В ней на самом деле не было ничего особого, в этой Лене. Его ровесница – около тридцати или чуть младше, светловолосая, одета прилично. Помада не такая яркая, как показалось сначала. Смотрит с иронией, снисходительно – бывают такие дамочки.
– Николай.
– Да знаю, знаю.
– Леночка. Куда же я должен идти по-вашему? – Этой интонации научился еще у одного институтского приятеля: такое уменьшительное, такое ласкательное, а в добавок не по возрасту «вы» замечательно ставило на место зарывающихся дамочек. Нет, он не растерялся. Он прекрасно понимал, на что намекает Лена, у него не получалось забыть, почему и к кому он ехал в нетрезвой маршрутке, но старался не понимать. Или хотя бы сделать вид, что не понимает.
– Куда идете всегда, – ответила, не поворачиваясь к нему, так, словно едва сдерживала смех.
Она имела в виду Нору. Она знала. У Николая было странное и гадкое ощущение, что посторонние увидели самые интимные его сны и говорили о них как о реальности, всё разглядев и всё зная о нем. Выпуская его сны в дневной мир.

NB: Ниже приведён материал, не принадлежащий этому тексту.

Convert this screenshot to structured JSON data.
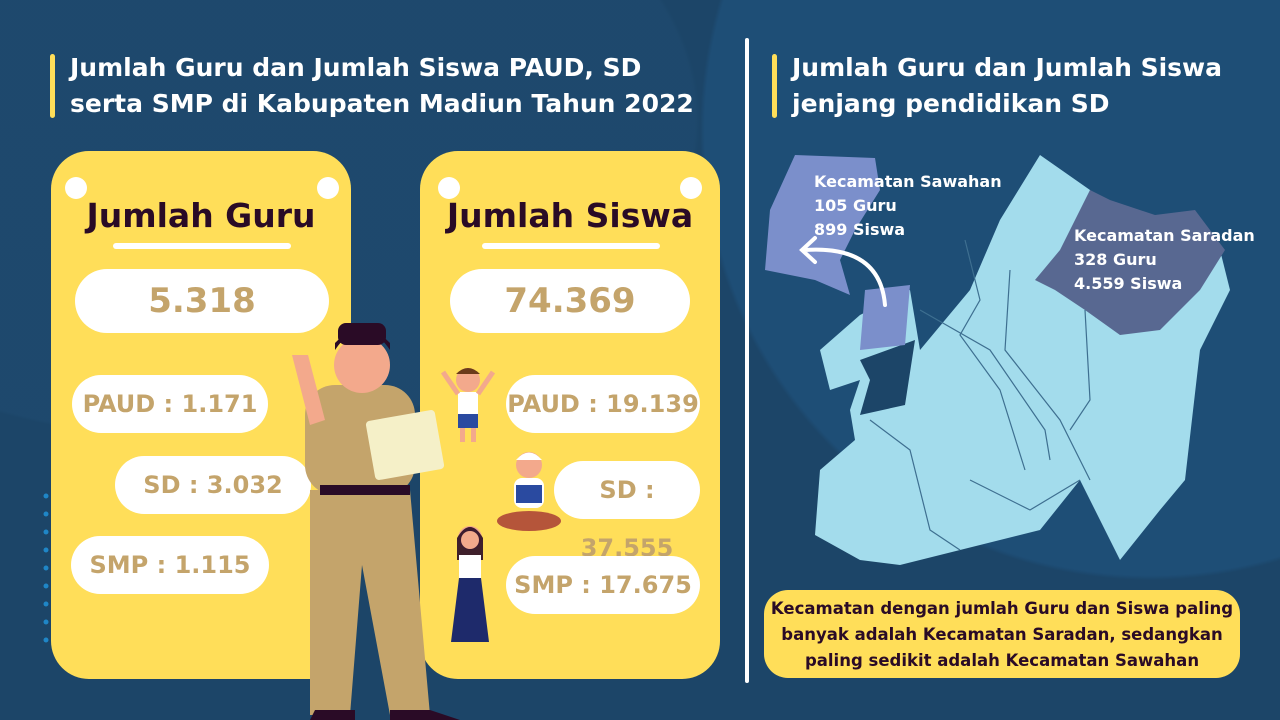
{
  "left_title": "Jumlah Guru dan Jumlah Siswa PAUD, SD serta SMP di Kabupaten Madiun Tahun 2022",
  "right_title": "Jumlah Guru dan Jumlah Siswa jenjang pendidikan SD",
  "guru": {
    "heading": "Jumlah Guru",
    "total": "5.318",
    "paud": "PAUD : 1.171",
    "sd": "SD : 3.032",
    "smp": "SMP : 1.115"
  },
  "siswa": {
    "heading": "Jumlah Siswa",
    "total": "74.369",
    "paud": "PAUD : 19.139",
    "sd": "SD : 37.555",
    "smp": "SMP : 17.675"
  },
  "map": {
    "sawahan": {
      "name": "Kecamatan Sawahan",
      "guru": "105 Guru",
      "siswa": "899 Siswa",
      "color": "#7b8fcb"
    },
    "saradan": {
      "name": "Kecamatan Saradan",
      "guru": "328 Guru",
      "siswa": "4.559 Siswa",
      "color": "#586891"
    },
    "base_color": "#a3dcec"
  },
  "note": "Kecamatan dengan jumlah Guru dan Siswa paling banyak adalah Kecamatan Saradan, sedangkan paling sedikit adalah Kecamatan Sawahan",
  "colors": {
    "background": "#1c4568",
    "card": "#ffde59",
    "number": "#c4a46b",
    "heading": "#2a0b26"
  }
}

– А то всё через медитативные состояния. Сколько можно-то? Кому они нужны, господи ты боже, свинчиваете себе мозги… Автогенным тренингом, что ли, занимался?
– Зачем оно мне? – ответил фальшиво.
Не занимался он ничем. Только эта маршрутка… в чем смысл этой дороги, хотел спросить. Не спросил.
Пробираться через лесок, вроде и не густой, становилось все сложнее – колючие кустарники, сломанные ветки преграждали путь, и он вынужден был смотреть под ноги, но Лена шла рядом, прямо и уверенно, словно не проваливались каблуки в землю.
– Значит, за компьютером целый день сидишь?
– Работа такая…
– А, работа… Работа – это святое. Тогда ясно. А я там работаю, – объяснила Леночка и махнула рукой вперед.
– Прямо-таки работаешь! – Николай нечаянно перешел на ты. Он слабо себе представлял, как там можно работать. Подумал, что, возможно, еще не проснулся в маршрутке, даже подумал грешным делом, что водитель так и не успел затормозить перед «пятеркой», но царапали живую кожу острые ветки, и он знал, о чем говорит Леночка, – о доме его Норы. – Кем работаешь там?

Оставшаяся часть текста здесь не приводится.